From Fig. 3, it can be seen that the sentiment detection accuracies on the twitter dataset can be helped by the incorporation of some “complete” (on contrary to the short text on twitter dataset) examples from other domains. These results are also consistent with the results on Zhang et al. (2010, 2011), in which the authors improve the twitter classification accuracies by transferring the knowledge from some labeled webpages.

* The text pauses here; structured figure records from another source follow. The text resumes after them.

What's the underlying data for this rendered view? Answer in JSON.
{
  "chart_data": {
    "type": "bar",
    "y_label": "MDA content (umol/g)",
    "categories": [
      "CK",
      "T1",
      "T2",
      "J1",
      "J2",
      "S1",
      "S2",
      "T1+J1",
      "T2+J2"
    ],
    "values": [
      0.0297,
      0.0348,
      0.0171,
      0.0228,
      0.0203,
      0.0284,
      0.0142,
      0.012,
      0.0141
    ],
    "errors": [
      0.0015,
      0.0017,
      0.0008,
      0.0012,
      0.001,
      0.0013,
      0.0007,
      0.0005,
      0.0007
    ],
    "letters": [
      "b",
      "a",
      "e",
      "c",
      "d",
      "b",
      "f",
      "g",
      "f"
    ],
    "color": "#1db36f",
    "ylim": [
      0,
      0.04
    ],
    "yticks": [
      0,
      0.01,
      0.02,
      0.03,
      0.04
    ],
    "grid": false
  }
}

SVMT and SCLT are two methods that only consider training classifiers on the target domain. From the experimental results, it is clear that these two methods perform worse than SVMST and SCLST on the previous twelve tasks in most cases, while they are very competitive on the latter two tasks. This is because the similarities between different domains in the product review dataset are much higher than those between the product review dataset and the twitter dataset. Therefore, on the first twelve tasks, even if we don’t consider the distribution difference between different domains, the source domain examples can still be directly used to help to improve the performance on the target domain. But on the latter two tasks, since the domain difference is relatively high, incorporating source domain without considering these difference will sometimes degrade the classification performance. It is clear that on these two tasks, the proposed methods can still use the source domain examples, and show the best performances in most cases.

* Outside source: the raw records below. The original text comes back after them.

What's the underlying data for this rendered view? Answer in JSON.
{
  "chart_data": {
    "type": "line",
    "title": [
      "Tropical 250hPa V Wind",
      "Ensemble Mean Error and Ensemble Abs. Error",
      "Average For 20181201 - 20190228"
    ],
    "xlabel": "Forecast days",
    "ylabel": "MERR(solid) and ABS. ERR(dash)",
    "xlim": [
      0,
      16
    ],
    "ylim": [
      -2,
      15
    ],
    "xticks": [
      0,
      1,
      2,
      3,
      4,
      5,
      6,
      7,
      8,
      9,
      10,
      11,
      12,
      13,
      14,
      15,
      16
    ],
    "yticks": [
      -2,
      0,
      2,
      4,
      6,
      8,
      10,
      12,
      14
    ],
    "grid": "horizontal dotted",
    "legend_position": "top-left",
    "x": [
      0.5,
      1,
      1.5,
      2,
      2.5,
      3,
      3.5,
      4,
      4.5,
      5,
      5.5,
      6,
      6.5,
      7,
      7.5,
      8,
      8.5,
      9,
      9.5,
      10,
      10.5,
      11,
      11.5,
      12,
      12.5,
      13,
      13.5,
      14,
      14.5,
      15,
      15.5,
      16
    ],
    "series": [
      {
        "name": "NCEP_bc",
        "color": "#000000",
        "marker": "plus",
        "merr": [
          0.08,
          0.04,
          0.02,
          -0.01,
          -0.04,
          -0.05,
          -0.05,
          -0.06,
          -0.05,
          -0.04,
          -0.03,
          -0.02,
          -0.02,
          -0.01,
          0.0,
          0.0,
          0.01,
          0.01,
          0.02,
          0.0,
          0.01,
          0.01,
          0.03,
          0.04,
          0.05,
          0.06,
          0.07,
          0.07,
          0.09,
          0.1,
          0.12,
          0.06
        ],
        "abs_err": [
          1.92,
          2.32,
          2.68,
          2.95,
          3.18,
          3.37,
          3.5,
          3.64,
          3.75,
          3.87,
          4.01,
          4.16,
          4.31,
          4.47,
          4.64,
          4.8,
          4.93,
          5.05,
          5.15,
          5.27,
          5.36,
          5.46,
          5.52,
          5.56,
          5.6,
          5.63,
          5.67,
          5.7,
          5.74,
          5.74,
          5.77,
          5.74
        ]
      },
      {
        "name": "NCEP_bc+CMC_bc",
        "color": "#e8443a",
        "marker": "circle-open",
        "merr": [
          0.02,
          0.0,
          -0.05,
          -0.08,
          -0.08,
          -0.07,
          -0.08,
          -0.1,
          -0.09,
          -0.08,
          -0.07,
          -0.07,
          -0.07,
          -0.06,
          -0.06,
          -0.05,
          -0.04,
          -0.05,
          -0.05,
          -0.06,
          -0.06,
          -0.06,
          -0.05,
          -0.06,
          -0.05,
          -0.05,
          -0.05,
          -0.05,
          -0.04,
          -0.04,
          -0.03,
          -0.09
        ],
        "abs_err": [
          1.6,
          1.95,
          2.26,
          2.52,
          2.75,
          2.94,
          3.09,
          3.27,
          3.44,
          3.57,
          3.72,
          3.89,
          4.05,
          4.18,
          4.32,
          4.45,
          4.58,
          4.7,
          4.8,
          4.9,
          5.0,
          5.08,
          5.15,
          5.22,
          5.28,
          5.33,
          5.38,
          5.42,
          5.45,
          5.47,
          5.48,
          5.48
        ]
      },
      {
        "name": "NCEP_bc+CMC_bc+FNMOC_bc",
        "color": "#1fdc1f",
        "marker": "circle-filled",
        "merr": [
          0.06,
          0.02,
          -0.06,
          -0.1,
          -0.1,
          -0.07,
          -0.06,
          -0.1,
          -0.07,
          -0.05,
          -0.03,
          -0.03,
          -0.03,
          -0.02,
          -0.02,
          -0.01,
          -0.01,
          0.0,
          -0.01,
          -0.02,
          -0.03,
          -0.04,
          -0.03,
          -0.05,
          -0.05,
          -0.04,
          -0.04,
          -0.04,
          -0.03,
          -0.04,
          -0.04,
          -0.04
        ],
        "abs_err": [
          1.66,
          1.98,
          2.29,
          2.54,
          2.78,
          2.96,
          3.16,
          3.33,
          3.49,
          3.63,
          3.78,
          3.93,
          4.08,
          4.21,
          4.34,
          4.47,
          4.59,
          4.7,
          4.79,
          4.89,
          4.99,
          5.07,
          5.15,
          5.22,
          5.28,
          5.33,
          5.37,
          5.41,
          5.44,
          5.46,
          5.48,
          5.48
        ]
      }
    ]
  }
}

As for SCLT, SCLST and SCL-SDAD, we can conclude that SCL-SDAD performs better than SCLT and SCLST. This is because although SCLT and SCLST are transfer learning methods, they do not model the distribution difference directly. Even after the pivot features are picked and the correlations between pivot and non-pivot features are appended to the original feature space, this distribution difference still exists and deteriorates the the performances of the classifier. Different from these methods, after the pivot choosing and correlation learning steps, SCL-SDAD integrates the distribution difference into the objective function and reweighting the examples on the source domain in a reasonable way. Therefore, SCL-SDAD is superior to SCLT and SCLST.

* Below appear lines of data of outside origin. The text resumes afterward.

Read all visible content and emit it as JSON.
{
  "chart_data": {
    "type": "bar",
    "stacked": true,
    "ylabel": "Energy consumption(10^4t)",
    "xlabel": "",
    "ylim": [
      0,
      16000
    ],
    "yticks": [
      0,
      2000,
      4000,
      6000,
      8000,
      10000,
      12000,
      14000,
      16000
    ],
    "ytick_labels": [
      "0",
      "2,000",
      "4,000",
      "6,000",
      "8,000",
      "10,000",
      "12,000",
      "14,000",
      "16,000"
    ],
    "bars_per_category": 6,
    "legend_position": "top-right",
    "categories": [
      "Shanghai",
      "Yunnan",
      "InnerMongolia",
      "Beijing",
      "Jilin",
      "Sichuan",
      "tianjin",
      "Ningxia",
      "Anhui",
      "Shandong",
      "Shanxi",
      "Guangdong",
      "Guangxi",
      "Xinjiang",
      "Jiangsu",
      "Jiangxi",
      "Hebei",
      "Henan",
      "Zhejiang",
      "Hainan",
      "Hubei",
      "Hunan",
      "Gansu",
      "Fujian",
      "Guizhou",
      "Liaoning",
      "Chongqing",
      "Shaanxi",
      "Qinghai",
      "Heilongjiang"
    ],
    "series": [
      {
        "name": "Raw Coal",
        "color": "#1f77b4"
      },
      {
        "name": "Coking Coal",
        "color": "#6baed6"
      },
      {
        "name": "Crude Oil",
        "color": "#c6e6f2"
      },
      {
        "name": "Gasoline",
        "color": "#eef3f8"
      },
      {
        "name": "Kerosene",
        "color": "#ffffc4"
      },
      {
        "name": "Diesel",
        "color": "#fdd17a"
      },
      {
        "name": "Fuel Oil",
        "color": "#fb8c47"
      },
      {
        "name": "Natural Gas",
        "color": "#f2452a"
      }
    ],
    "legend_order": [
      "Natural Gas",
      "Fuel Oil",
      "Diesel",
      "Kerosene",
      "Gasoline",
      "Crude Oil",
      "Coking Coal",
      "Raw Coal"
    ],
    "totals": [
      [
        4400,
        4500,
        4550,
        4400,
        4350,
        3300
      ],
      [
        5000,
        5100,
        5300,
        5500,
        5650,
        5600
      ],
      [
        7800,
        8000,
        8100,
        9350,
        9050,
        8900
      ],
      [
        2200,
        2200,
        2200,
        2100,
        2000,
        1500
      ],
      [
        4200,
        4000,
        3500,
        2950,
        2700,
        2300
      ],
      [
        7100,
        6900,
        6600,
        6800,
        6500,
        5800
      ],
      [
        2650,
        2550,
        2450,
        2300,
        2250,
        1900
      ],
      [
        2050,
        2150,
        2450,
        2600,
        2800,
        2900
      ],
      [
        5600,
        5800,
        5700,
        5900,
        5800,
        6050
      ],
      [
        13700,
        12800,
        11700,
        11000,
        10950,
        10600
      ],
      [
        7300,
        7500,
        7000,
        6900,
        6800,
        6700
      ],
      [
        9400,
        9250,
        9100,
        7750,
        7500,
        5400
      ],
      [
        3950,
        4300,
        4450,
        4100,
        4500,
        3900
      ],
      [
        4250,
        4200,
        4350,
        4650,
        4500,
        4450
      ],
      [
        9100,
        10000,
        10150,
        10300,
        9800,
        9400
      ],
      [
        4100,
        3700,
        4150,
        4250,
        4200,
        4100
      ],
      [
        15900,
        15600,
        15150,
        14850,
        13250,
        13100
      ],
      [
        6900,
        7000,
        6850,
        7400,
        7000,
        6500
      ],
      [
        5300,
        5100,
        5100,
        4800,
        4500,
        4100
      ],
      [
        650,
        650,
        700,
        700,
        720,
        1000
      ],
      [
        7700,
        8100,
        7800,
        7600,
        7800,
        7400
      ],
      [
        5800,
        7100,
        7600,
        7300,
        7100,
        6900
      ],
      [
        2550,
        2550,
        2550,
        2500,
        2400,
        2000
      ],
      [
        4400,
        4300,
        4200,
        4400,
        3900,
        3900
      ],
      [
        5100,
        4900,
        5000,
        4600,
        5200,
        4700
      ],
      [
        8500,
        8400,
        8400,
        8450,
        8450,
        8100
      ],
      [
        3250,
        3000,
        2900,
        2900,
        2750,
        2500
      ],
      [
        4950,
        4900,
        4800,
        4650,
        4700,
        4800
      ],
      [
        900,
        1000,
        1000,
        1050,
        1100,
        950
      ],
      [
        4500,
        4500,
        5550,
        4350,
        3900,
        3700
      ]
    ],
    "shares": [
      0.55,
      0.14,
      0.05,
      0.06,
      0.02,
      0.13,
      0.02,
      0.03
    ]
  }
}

There are in total three parameters in the proposed method, i.e., σ, C 1 and C 2. To study the robustness of the proposed method (SDAD), some parameter sensitivity experiments are also conducted by each time fixing two parameters and varying the other one. The experimental results on Task 5 and Task 7 are reported in Fig. 4. It can be seen from these experiments that the proposed method is relatively robust with different parameter values.

Fig. 4
figure 4

The parameter sensitivity of the proposed method. The experiments are conducted by using all of the source domain examples and 90% of the target domain examples as the training set, while fixing the following examples as the testing set. For each experiment, we fix two parameters and tune the other one. The average performances of 10 independent runs are reported

5 Conclusions

Sentiment detection is an important technique for investigating what people think in opinion rich resources such as online review sites, microblogging sites and personal blogs. Transfer learning has been utilized in sentiment detection to transfer knowledge from one source domain with rich labeled information to another target domain. However, most existing transfer learning techniques for sentiment detection simply append some correlation features to the original feature space and the problem of distribution difference still exists. Moreover, the commonly used assumption on the conditional probability is too strong for practical applications. To address these problems, this paper presents a new method that directly models the joint distribution difference on different domains, and an efficient method is proposed to optimize the proposed formulations. The proposed method is guaranteed to converge within a finite number of steps. An extensive set of examples clearly demonstrate the advantages of the proposed method over the state-of-the-art methods. In the future, we plan to extend the proposed method to the the setting of multi-task learning, as well as the mood classification, in which more than two classes exist.